Diez días después de los atentados terroristas a las Torres Gemelas de Nueva York en 2001, llegué a Estados Unidos. Ese día el Aeropuerto Internacional de Miami tenía un aspecto casi fantasmal, considerando que su condición de frontera natural entre Estados Unidos y América Latina lo hace recibir y despachar la mayor cantidad de vuelos diarios desde y hacia la región entre todos los de la Unión.
El área del sótano, donde se recogen los equipajes, estaba desolada. Junto con el charter de Continental Airlines procedente de La Habana, solo había un vuelo doméstico de American Eagle que había llegado casi vacío, a juzgar por la cantidad de pasajeros alrededor de la estera esperando la salida de sus bultos.

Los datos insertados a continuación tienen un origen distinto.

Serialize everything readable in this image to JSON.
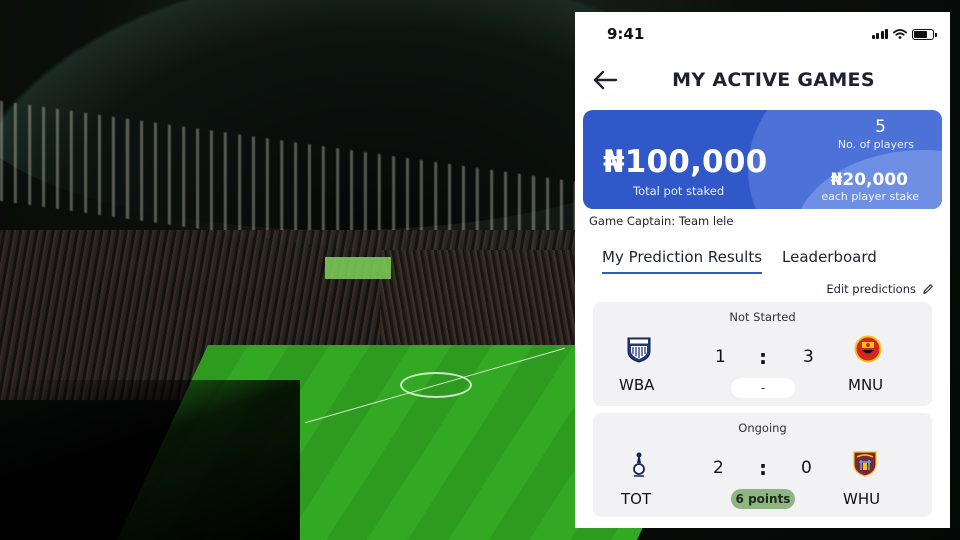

Luego de tres meses en una universidad de Massachussets, me disponía a regresar a Miami desde el Aeropuerto Internacional Logan, en Boston. Las medidas de seguridad habían sido reforzadas más todavía, y por consiguiente al chequeo ordinario le habían añadido quitarse los zapatos para pasarlos por el aparato de Rayos X.
Después de atravesar sin problemas todos los controles, antes de abordar el avión un funcionario del aeropuerto iba separando de la fila a algunos pasajeros. Se dirigió cortésmente a mí, me hizo un gesto y me pidió apartarme de la cola. Solo entonces me di cuenta de que lo que teníamos en común aquellas personas que allí estábamos era nuestra condición de no clasificar como WASP, las siglas en inglés de blanco, anglosajón y protestante. Casi todos éramos hispanos –en el fondo, bastante parecidos a los árabes–, aunque había algunos asiáticos y hasta dos o tres afro-americanos.
Con idéntica cortesía, y con mi mejor aplomo, le pregunté si aquello no era profiling, palabra que voy a traducir como “el acto de sospechar de una persona considerando su perfil racial”. Pero como evidentemente ya estaba advertido por sus superiores, se limitó a encoger los hombros y a responderme de manera mecánica: “No, señor, esto se hace al azar. Lo sentimos por las molestias que le pueda ocasionar”.
En ese momento recordé dos experiencias, la primera en un exclusivo suburbio de Lexington, Massachussetts. Después de haber salido varias veces a fumar fuera de la casa donde me encontraba durante el fin de semana, el propietario –profesor del Massachussets Institute of Technology (MIT)– había recibido una llamada telefónica informándole que en la puerta de su casa estaba plantado un hombre hispano con aspecto sospechoso. El profesor respondió que se trataba de su jardinero, un indio tzotzil que estaba haciendo algunas horas extra para poder visitar a su familia en Chiapas.
La segunda ocurrió en un lugar que hoy ya no existe: Tower Records, en Cambridge. Mi colega y amiga Janie, una rubia de ojos azules, revisaba los CDs mientras yo me limitaba a ubicarme detrás de ella viendo lo que tomaba en sus manos, pero sin dirigirle la palabra. Un empleado se le acercó con cierto sigilo y le preguntó sotto voce si yo la estaba molestando. Ella le agradeció el gesto, pero le respondió que no había necesidad de que la protegiera de su propio marido. Y eso que Massachussets no es, con todo, Arizona o Texas.
La de aquel aeropuerto fue la tercera vez que experimenté algo que había escrito una vez una socióloga cubano-americana de Chicago: “Soy ‘blanca’ cuando me levanto en La Habana, pero soy ‘otra’ cuando hago el vuelo de treinta minutos entre Miami y La Habana, porque ya no soy más ‘blanca’”.
Existir es ser percibido, dijo un obispo inglés que tuvo las agallas de declarar inexistente a la realidad objetiva –solo que aquí el peso de esta última me aplastaba como un yunque a un cacahuete.